Cordate Vocali, “alle radici del nostro cantare”

Viaggio nella storia del canto popolare, arricchito dalla presenza di etnomusicologi. La nuova puntata è dedicata al Piemonte, con due studiosi d'eccezione: Ettore Galvani (Presidente dell’associazione Cori Piemontesi) e Franco Castelli (Presidente del Centro Ricerche Etnomusica e Oralità). Venerdì 25 marzo, una serata sulla pagina Facebook e sul canale YouTube del Cai

Cordate Vocali

La nuova puntata di Cordate Vocali è dedicata al Piemonte. “Alle radici del nostro cantare” è interamente registrata a Torino presso la Biblioteca Nazionale del Cai al Monte dei Cappuccini, la puntata affronta un tema di grande importanza: le radici dei canti che tutti i coristi imparano nelle prove e mettono in scena nei loro concerti. Venerdì 25 marzo, una serata sulla pagina Facebook e sul canale YouTube del Cai.

Sarà anche l’occasione per dare una prima occhiata al grande patrimonio del Centro Nazionale di Coralità del Cai (libri, spartiti, vinili, CD, DVD, nastri), che sono in via di digitalizzazione completa presso la Biblioteca Nazionale del Club alpino italiano. “Siamo sempre abituati a cantare ed ascoltare i canti in forma concertistica, col pubblico spettatore. Ma non è sempre stato così.
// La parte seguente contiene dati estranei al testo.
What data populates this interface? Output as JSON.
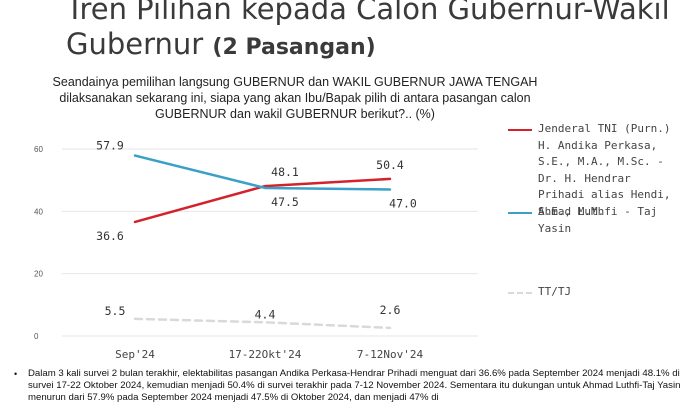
{
  "title": {
    "line1": "Tren Pilihan kepada Calon Gubernur-Wakil",
    "line2_plain": "Gubernur ",
    "line2_bold": "(2 Pasangan)"
  },
  "question": "Seandainya pemilihan langsung GUBERNUR dan WAKIL GUBERNUR JAWA TENGAH dilaksanakan sekarang ini, siapa yang akan Ibu/Bapak pilih di antara pasangan calon GUBERNUR dan wakil GUBERNUR berikut?.. (%)",
  "legend": [
    {
      "label": "Jenderal TNI (Purn.) H. Andika Perkasa, S.E., M.A., M.Sc. - Dr. H. Hendrar Prihadi alias Hendi, S.E., M.M.",
      "color": "#d2232a",
      "style": "solid"
    },
    {
      "label": "Ahmad Luthfi - Taj Yasin",
      "color": "#3aa0c9",
      "style": "solid"
    },
    {
      "label": "TT/TJ",
      "color": "#d9d9d9",
      "style": "dashed"
    }
  ],
  "chart_data": {
    "type": "line",
    "categories": [
      "Sep'24",
      "17-22Okt'24",
      "7-12Nov'24"
    ],
    "series": [
      {
        "name": "Jenderal TNI (Purn.) H. Andika Perkasa, S.E., M.A., M.Sc. - Dr. H. Hendrar Prihadi alias Hendi, S.E., M.M.",
        "values": [
          36.6,
          48.1,
          50.4
        ],
        "color": "#d2232a",
        "dashed": false
      },
      {
        "name": "Ahmad Luthfi - Taj Yasin",
        "values": [
          57.9,
          47.5,
          47.0
        ],
        "color": "#3aa0c9",
        "dashed": false
      },
      {
        "name": "TT/TJ",
        "values": [
          5.5,
          4.4,
          2.6
        ],
        "color": "#d9d9d9",
        "dashed": true
      }
    ],
    "value_labels": [
      [
        "36.6",
        "48.1",
        "50.4"
      ],
      [
        "57.9",
        "47.5",
        "47.0"
      ],
      [
        "5.5",
        "4.4",
        "2.6"
      ]
    ],
    "yticks": [
      "0",
      "20",
      "40",
      "60"
    ],
    "ylim": [
      0,
      62
    ],
    "grid": true,
    "legend_position": "right"
  },
  "notes": "Dalam 3 kali survei 2 bulan terakhir, elektabilitas pasangan Andika Perkasa-Hendrar Prihadi menguat dari 36.6% pada September 2024 menjadi 48.1% di survei 17-22 Oktober 2024, kemudian menjadi 50.4% di survei terakhir pada 7-12 November 2024.  Sementara itu dukungan untuk Ahmad Luthfi-Taj Yasin menurun dari 57.9% pada September 2024 menjadi 47.5% di Oktober 2024, dan menjadi 47% di"
}
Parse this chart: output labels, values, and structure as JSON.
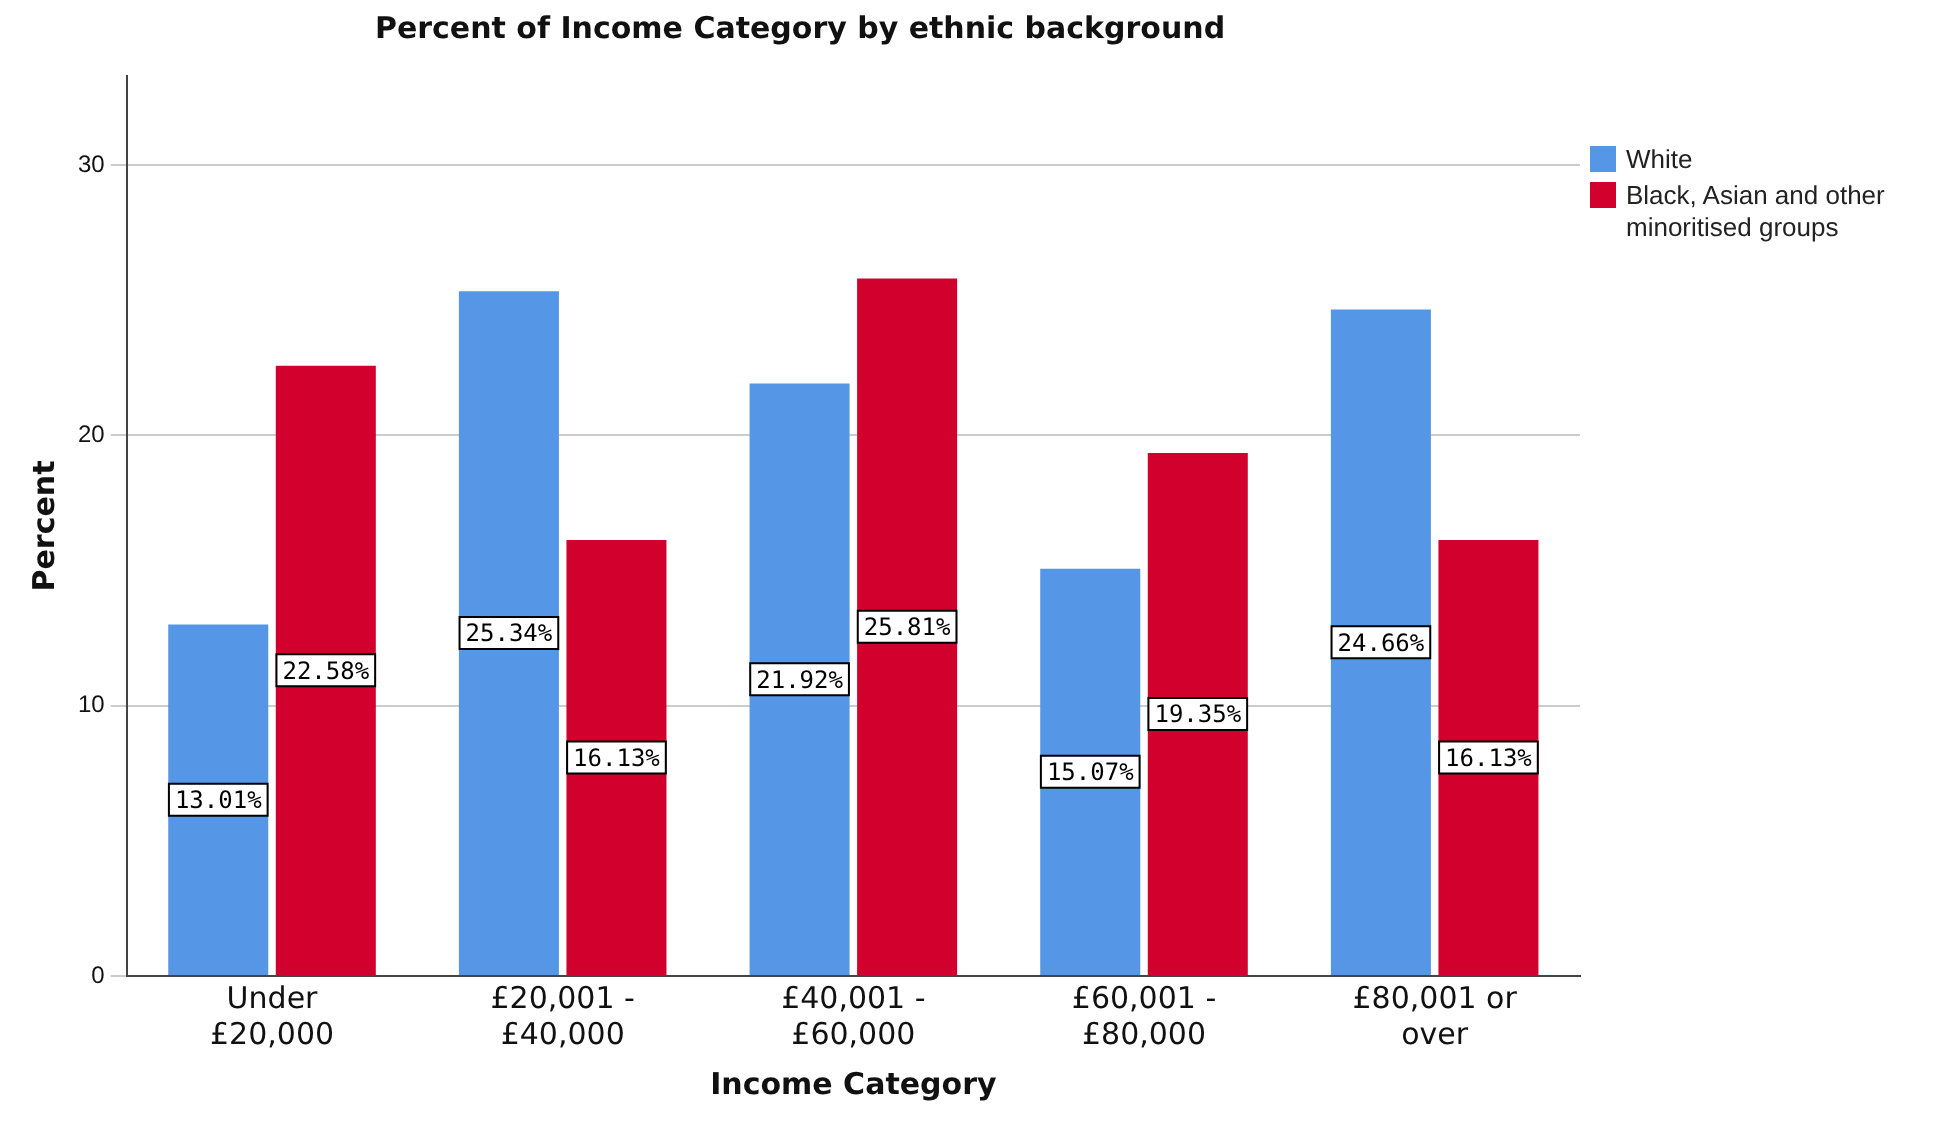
{
  "chart_data": {
    "type": "bar",
    "title": "Percent of Income Category by ethnic background",
    "xlabel": "Income Category",
    "ylabel": "Percent",
    "categories": [
      "Under £20,000",
      "£20,001 - £40,000",
      "£40,001 - £60,000",
      "£60,001 - £80,000",
      "£80,001 or over"
    ],
    "series": [
      {
        "name": "White",
        "color": "#5596e6",
        "values": [
          13.01,
          25.34,
          21.92,
          15.07,
          24.66
        ],
        "value_labels": [
          "13.01%",
          "25.34%",
          "21.92%",
          "15.07%",
          "24.66%"
        ]
      },
      {
        "name": "Black, Asian and other minoritised groups",
        "color": "#d2002c",
        "values": [
          22.58,
          16.13,
          25.81,
          19.35,
          16.13
        ],
        "value_labels": [
          "22.58%",
          "16.13%",
          "25.81%",
          "19.35%",
          "16.13%"
        ]
      }
    ],
    "ylim": [
      0,
      33.3
    ],
    "yticks": [
      0,
      10,
      20,
      30
    ],
    "grid": "y",
    "legend": "right"
  }
}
Per secoli, il canto popolare si è tramandato esclusivamente per via orale, passando di bocca in bocca, trasformandosi continuamente a seconda dei periodi storici e delle relative vicende, a seconda dell’area culturale in cui si diffondevano, patrimonio di tutti indistintamente, ma in particolare delle classi meno abbienti”, fanno sapere dal Centro Nazionale di  Coralità

Parola agli etnomusicologi

In particolare sono gli etnomusicologi coloro che studiano pazientemente questa materia magmatica e sfuggente, “cercando di ricostruire i percorsi tortuosi di questi fiumi carsici”. Cominciando dal Piemonte, che annovera tra i più grandi studiosi storici del canto popolare, da Costantino Nigra a Leone Sinigaglia, da Roberto Leydi a Michele Straniero, inizia questo viaggio straordinario nei meandri del canto popolare piemontese.

Saranno presenti due studiosi d’eccezione, Ettore Galvani (Presidente dell’Associazione Cori Piemontesi e Presidente della Federazione Nazionale Italiana Associazioni Regionali Corali) e Franco Castelli (Presidente Centro Ricerche Etnomusica e Oralità), autori di numerosi libri e saggi sulla materia, addentrandoci alla scoperta di somiglianze e differenze, evoluzioni e diffusioni dei canti, varianti infinite sia dei testi sia delle musiche. Gli studiosi si concentreranno su diversi canti, tra cui “La sposa morta” cantato dal coro SAT e “Cecilia” dal coro Edelweiss del Cai Torino, “La sposa fedele” eseguito dal coro Cai UGET, “Tre Joli Tambor” dal coro Città di Carignano e “Tre Soldà” dalla Camerata corale La Grangia.

Si tratta dello spunto per scoprire versioni e ramificazioni diverse, anche molto lontane tra loro, ma legate sempre da un “fil rouge” che si dipana attraverso secoli di storia e aree geografiche spesso impensabili. Una materia così vasta non si può ovviamente sviscerare in una puntata. Rimangono fuori (e saranno magari argomento di un’altra puntata) per esempio tutte le minoranze linguistiche, dagli Occitani ai Walser, al ricco patrimonio musicale delle Valli Valdesi.

Venerdì 29 aprile invece, “Cordate vocali” si concentrerà sul canto popolare della Sardegna, sempre con l’ausilio di un etnomusicologo.